Punkitos prodigios e infernales

Después del show en el ND/Ateneo, el trío sub 20, Infierno 18, sale por primera vez a tocar fuera del país. Parten rumbo a México y Paraguay para presentar su tercer y último disco "¿Estás lista para esto?. En esta entrevista cuentan qué se siente ser los niños mimados del punk rock, cómo es su relación con las fans y anticipan cómo será su próximo álbum.
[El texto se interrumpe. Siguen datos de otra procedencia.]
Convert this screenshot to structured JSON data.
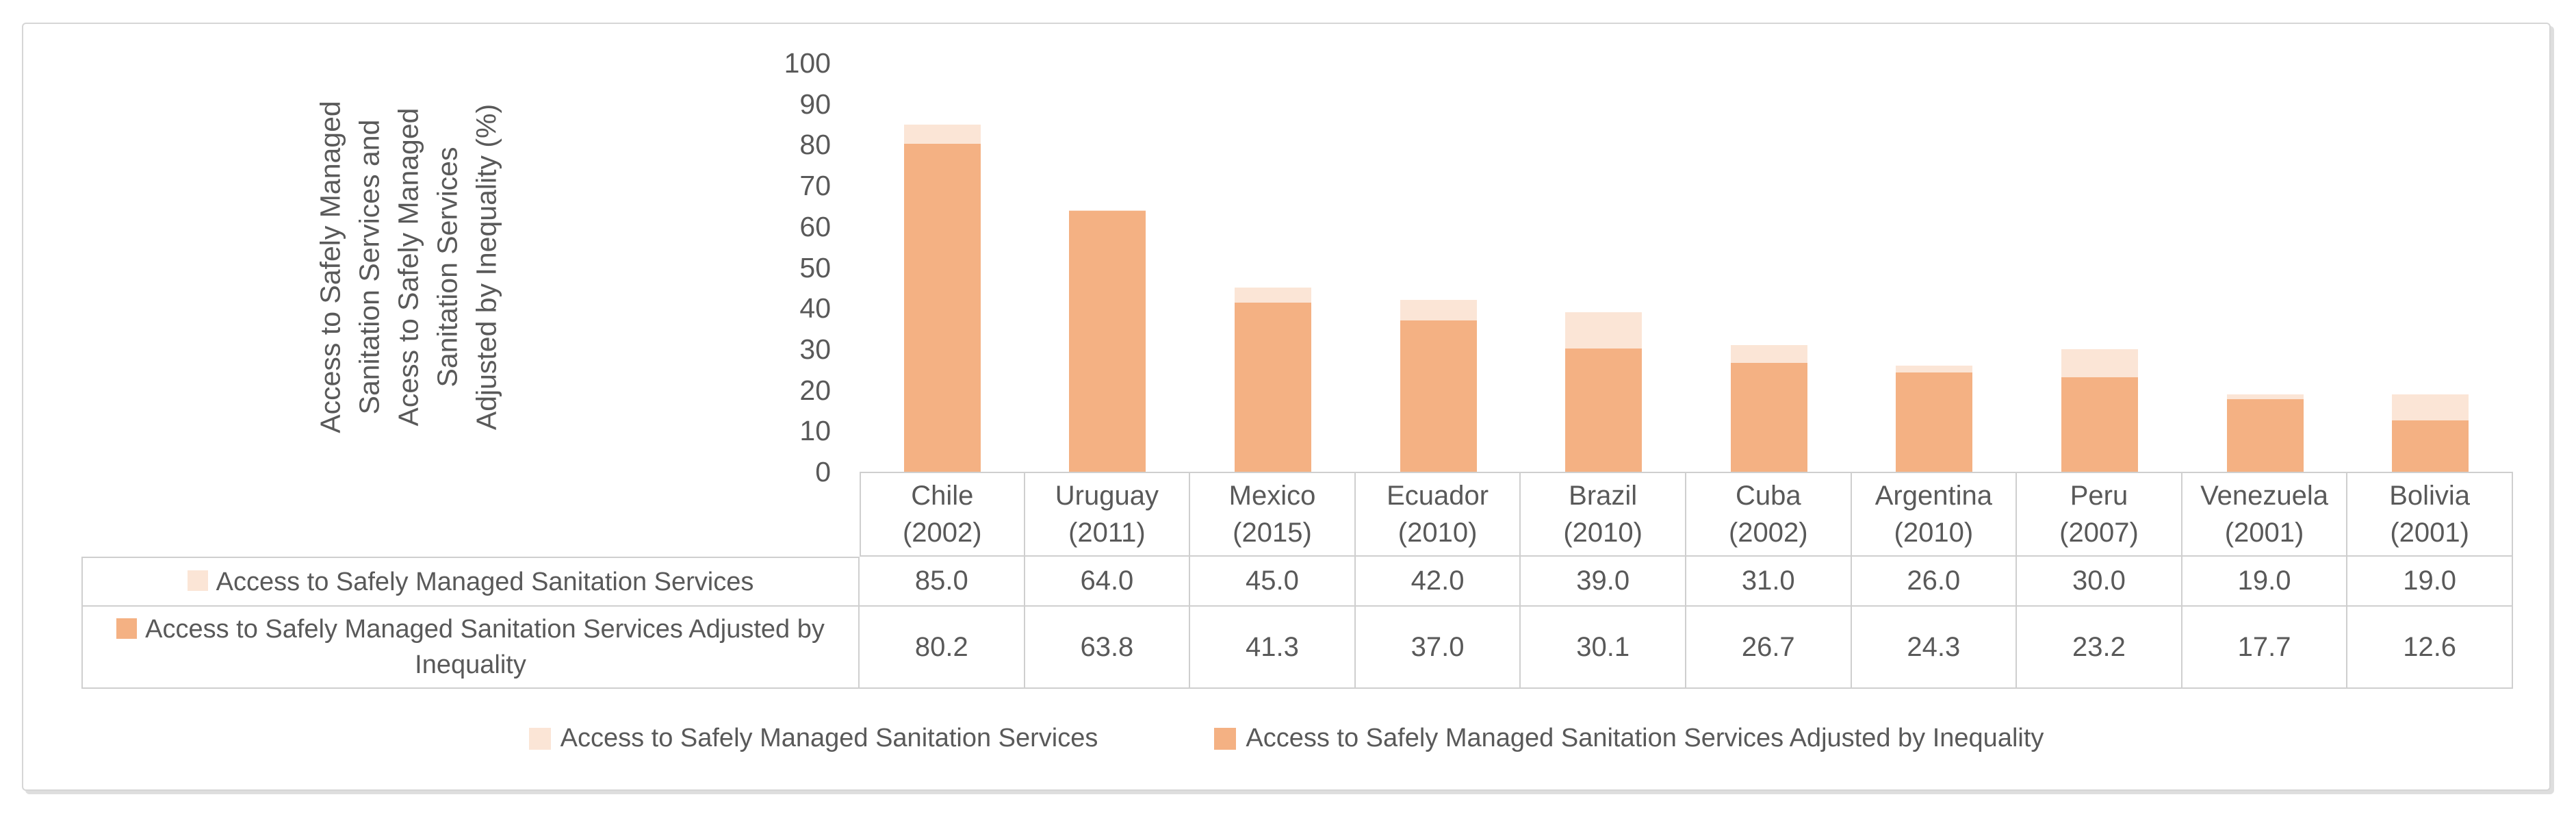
{
  "chart_data": {
    "type": "bar",
    "title": "",
    "ylabel_lines": [
      "Access to Safely Managed",
      "Sanitation Services and",
      "Acess to Safely Managed",
      "Sanitation Services",
      "Adjusted by Inequality (%)"
    ],
    "ylim": [
      0,
      100
    ],
    "yticks": [
      0,
      10,
      20,
      30,
      40,
      50,
      60,
      70,
      80,
      90,
      100
    ],
    "grid": false,
    "legend_position": "bottom",
    "value_decimals": 1,
    "categories": [
      "Chile",
      "Uruguay",
      "Mexico",
      "Ecuador",
      "Brazil",
      "Cuba",
      "Argentina",
      "Peru",
      "Venezuela",
      "Bolivia"
    ],
    "category_years": [
      "(2002)",
      "(2011)",
      "(2015)",
      "(2010)",
      "(2010)",
      "(2002)",
      "(2010)",
      "(2007)",
      "(2001)",
      "(2001)"
    ],
    "series": [
      {
        "name": "Access to Safely Managed Sanitation Services",
        "color": "#FBE5D6",
        "values": [
          85.0,
          64.0,
          45.0,
          42.0,
          39.0,
          31.0,
          26.0,
          30.0,
          19.0,
          19.0
        ]
      },
      {
        "name": "Access to Safely Managed Sanitation Services Adjusted by Inequality",
        "color": "#F4B183",
        "values": [
          80.2,
          63.8,
          41.3,
          37.0,
          30.1,
          26.7,
          24.3,
          23.2,
          17.7,
          12.6
        ]
      }
    ]
  },
  "colors": {
    "text": "#595959",
    "table_border": "#cfcfcf",
    "frame_border": "#d6d6d6",
    "series_services": "#FBE5D6",
    "series_adjusted": "#F4B183"
  }
}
Mientras sus compañeritos de primer grado jugaban a ser ladrones o policías, a la mancha o a la escondida, uno de ellos, Tom Taranto, teloneaba a A.N.I.M.A.L en Cemento. Su papá era el manager de la ex banda liderada por Andrés Giménez, pero eso no le quitó mérito. Fue él solito el que aprendió a domar un bajo casi tan grande como su cuerpo y quien se animó a tocar frente a un público distinto al de las típicas obritas escolares. Años más tarde, en el garage de su abuela Diva, junto a Nicolás, su primo, jugaban a ser estrellas de rock. Y de tanto insistir, el sueño se hizo realidad. Al poco tiempo, León Gieco los apadrinó invitándolos a ser banda soporte de la presentación de "Bandidos rurales". Después, vinieron las grabaciones de sus tres discos (el último producido por Sony-BMG), giras nacionales y ahora lo que les faltaba: cultivar su público latinoamericano.

Al encuentro en un barcito de Plaza Serrano, Infierno 18 llega con retraso. "Ya deben estar por venir. Están terminando de hacer los trámites para salir del país", explica su manager, Ramiro González. Diligencia algo complicada, al tratarse de tres menores de edad. Finalmente, Tomás Taranto y Sergio Federico Munich arriban a la cita. Se sientan y piden cinco minutos de recreo antes de empezar la entrevista. Piden permiso también para dejarse los anteojos negros, ni por el sol ni por la gente que les da asco. "Estamos fulminados", dicen y sobre eso no dan explicaciones.